Johannesburg - A deflationary environment, a move to expense share options and growing pressure from a handful of active fund managers could introduce some restraint in executive remuneration this year, according to corporate governance experts.

During the past few years it has seemed that, as Benjamin Franklin might have said, "In this world nothing can be said to be more certain, except death and taxes and ever-increasing levels of executive remuneration."

While revenue, profits, earnings and dividends might suffer a dip in individual years, it is highly exceptional that a senior executive will not somehow or other wangle an increase in the value of his or her take-home package.

But calendar 2004 could prove to be a challenging one for executives and their armies of remuneration consultants. In an inflationary environment it is comparatively easy to generate the increases in turnover and profits that have been the cornerstone of performance-related bonus payments to executives.

The paucity of detail that has been demanded by institutional shareholders and the fact that executive remuneration schemes have not required shareholder approval has enabled boards to pay out generous awards even when performance has been pedestrian.

Demands for more details about packages by active fund managers and the possibility of companies having to expense options is expected to ensure a closer scrutiny of remuneration packages by shareholders, with the possibility that such packages have to be explicitly approved by shareholders at annual general meetings (AGMs).


On the issue of expensing options, one analyst noted that this could become extremely complicated given the inevitable volatility of share prices and the recently introduced AC133 reporting requirements.

Also this year, shareholders can expect continued pressure for changes in the resolutions that have traditionally been presented to shareholders for their approval at AGMs.

The resolutions under pressure provide the directors with unlimited authority over unissued shares. Two resolutions are involved.
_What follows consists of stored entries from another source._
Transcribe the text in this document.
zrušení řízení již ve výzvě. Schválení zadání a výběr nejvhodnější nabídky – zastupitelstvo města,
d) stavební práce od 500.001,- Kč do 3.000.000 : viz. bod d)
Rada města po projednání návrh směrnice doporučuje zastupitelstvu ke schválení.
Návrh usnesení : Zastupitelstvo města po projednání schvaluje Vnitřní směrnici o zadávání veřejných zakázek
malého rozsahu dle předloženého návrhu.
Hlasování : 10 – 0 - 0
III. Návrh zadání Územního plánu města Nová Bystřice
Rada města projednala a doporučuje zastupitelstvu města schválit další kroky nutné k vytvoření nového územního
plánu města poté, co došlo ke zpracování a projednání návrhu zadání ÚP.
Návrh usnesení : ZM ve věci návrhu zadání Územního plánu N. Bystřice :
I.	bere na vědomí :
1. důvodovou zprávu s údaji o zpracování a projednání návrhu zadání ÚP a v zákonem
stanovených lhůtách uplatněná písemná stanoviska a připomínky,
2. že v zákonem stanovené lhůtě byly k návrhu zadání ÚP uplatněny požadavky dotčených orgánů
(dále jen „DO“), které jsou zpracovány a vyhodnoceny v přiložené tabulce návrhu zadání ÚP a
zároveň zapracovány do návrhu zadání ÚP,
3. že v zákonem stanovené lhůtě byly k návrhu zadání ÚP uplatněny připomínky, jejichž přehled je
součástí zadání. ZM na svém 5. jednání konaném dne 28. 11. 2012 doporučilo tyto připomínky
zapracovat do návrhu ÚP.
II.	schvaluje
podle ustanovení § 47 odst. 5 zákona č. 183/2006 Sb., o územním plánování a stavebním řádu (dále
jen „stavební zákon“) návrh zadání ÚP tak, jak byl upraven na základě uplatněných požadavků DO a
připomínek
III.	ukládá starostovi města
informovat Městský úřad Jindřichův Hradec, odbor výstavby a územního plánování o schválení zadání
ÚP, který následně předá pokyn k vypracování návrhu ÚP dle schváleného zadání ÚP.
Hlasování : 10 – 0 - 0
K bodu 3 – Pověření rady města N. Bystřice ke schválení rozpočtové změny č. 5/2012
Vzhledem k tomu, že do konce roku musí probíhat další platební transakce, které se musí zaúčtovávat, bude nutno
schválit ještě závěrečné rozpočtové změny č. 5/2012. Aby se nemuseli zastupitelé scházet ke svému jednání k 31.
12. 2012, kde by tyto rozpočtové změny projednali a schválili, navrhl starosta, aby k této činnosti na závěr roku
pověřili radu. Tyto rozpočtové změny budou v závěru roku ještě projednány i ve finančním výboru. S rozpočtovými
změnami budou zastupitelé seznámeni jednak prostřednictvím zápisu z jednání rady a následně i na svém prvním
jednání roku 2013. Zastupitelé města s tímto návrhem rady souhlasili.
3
One provides the directors with the authority to allot and issue, "at their discretion and in terms of the regulations of the JSE Securities Exchange, the unissued shares of the company". A second gives the directors the authority to allot and issue shares for cash "when the directors consider it appropriate in the circumstances".

At a number of AGMs held before the year-end it was evident that increasing numbers of institutional shareholders are refusing to grant the directors this sort of general authority.